その他にも午前中に参拝と展覧会、午後にならまちの町家カフェで休憩といったルートも楽しむことができます。館内は1階のみ撮影可で、上記の大鎧は撮影できません。
○まとめ
「鎧のふるさと」奈良に、日本甲冑史上最高峰の名品が一堂に会する「究極の国宝 大鎧展」。豪華絢爛な赤糸威の競演から、武士の実戦思想を映す黒韋胴丸、さらには伝説を帯びた義経籠手や縹糸威筋兜まで、どの一点を取っても主役級です。
夏の奈良は緑も濃く、春日山の木陰を吹き抜ける風が心地よい季節。神域に抱かれた国宝殿で、武士たちが身にまとった「生きた宝石」に出会い、鎌倉の息吹を感じてみてはいかがでしょうか。
(※会期・展示作品・イベント内容は変更となる場合があります。最新情報は公式サイトをご確認ください)

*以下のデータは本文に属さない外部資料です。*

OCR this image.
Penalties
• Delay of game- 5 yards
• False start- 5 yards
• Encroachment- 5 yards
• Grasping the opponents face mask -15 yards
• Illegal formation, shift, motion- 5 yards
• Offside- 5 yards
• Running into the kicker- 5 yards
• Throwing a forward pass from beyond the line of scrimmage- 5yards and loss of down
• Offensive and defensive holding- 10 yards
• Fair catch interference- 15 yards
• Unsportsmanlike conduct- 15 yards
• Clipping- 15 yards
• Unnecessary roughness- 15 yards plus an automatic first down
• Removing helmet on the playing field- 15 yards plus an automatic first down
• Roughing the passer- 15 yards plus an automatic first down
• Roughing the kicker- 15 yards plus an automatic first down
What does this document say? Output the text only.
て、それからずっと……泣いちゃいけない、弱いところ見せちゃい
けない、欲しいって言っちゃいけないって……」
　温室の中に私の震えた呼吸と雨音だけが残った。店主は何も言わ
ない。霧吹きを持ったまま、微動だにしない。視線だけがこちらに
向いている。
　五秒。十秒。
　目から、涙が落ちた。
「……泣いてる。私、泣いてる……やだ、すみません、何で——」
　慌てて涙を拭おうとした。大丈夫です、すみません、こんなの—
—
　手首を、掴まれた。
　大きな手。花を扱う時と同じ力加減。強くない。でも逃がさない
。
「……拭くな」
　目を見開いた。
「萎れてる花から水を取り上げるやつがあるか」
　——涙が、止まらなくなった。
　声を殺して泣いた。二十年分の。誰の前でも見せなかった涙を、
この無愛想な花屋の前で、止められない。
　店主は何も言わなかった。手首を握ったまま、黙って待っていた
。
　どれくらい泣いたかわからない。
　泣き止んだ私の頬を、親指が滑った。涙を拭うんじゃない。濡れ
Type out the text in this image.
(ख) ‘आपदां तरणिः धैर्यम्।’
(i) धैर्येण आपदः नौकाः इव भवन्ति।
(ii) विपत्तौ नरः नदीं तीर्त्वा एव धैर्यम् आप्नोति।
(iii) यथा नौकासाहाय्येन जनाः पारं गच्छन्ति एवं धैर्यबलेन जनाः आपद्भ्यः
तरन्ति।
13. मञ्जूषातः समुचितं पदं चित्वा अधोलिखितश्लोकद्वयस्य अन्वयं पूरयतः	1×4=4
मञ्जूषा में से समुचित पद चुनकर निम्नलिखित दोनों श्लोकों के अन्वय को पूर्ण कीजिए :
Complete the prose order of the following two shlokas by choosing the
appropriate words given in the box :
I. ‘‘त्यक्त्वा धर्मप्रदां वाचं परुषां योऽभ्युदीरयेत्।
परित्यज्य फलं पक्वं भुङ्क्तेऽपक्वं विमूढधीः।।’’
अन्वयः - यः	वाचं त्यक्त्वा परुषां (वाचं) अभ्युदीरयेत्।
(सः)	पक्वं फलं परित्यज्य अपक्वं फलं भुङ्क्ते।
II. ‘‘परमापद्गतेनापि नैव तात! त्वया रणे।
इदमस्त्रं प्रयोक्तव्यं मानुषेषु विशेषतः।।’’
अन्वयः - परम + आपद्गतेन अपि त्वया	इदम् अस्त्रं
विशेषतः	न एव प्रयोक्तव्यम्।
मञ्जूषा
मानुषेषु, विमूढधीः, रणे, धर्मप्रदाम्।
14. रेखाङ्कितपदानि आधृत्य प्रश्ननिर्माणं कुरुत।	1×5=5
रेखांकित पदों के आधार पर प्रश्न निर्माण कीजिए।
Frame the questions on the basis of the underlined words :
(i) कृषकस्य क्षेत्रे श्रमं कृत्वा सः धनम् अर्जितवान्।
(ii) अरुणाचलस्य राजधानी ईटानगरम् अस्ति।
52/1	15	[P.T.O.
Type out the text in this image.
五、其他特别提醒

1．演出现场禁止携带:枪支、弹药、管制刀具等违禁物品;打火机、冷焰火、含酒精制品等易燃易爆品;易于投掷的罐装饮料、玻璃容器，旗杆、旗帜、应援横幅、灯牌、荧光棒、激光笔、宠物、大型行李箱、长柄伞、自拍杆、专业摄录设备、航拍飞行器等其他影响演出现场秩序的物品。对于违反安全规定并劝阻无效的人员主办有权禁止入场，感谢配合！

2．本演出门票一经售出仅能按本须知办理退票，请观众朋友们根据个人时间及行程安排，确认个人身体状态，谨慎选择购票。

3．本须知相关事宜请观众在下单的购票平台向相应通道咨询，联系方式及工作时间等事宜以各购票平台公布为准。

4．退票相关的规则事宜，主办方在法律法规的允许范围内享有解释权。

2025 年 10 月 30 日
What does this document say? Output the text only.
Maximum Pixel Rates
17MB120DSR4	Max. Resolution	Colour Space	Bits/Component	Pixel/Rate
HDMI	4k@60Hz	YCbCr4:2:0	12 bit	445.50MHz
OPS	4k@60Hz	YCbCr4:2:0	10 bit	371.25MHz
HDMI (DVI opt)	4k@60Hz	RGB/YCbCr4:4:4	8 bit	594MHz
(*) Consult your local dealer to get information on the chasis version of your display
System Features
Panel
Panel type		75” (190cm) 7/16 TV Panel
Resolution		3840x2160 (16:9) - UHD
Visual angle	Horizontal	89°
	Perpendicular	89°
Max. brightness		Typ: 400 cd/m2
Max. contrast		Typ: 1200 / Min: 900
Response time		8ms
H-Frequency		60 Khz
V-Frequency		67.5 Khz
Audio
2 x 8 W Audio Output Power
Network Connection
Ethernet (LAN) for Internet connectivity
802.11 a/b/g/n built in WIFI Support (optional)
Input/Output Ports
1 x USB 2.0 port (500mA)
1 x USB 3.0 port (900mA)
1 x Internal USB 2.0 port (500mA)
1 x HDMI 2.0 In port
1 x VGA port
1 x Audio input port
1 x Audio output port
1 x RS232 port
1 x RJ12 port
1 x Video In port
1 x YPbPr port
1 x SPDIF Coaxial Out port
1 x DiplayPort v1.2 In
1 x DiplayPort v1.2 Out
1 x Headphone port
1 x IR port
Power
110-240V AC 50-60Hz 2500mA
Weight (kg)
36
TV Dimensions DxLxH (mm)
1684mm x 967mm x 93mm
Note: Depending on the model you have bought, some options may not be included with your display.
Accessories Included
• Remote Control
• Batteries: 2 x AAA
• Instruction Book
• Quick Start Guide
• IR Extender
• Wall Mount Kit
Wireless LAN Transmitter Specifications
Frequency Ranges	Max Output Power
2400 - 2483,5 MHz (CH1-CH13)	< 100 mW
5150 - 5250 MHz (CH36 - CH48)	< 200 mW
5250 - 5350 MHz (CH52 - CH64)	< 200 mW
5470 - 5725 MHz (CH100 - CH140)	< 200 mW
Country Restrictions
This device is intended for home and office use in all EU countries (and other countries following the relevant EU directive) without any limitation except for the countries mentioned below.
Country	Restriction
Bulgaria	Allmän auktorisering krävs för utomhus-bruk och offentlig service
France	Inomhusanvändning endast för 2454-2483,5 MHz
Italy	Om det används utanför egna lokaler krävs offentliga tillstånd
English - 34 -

特別展 究極の国宝大鎧展 ~日本の工芸美術の粋を集めた甲冑の美の世界 ~
会場:春日大社国宝殿
開催期間:令和7年7月5日(土)~9月7日(日)
前期:7月5日(土)~8月3日(日)
後期:8月9日(土)~9月7日(日)
休館日:8月4日(月)~8月8日(金)
開館時間:10:00~17:00(入館は閉館30分前まで)
観覧料:一般1,500円、大学生・高校生1,200円、中学生・小学生500円。ネットでも発売。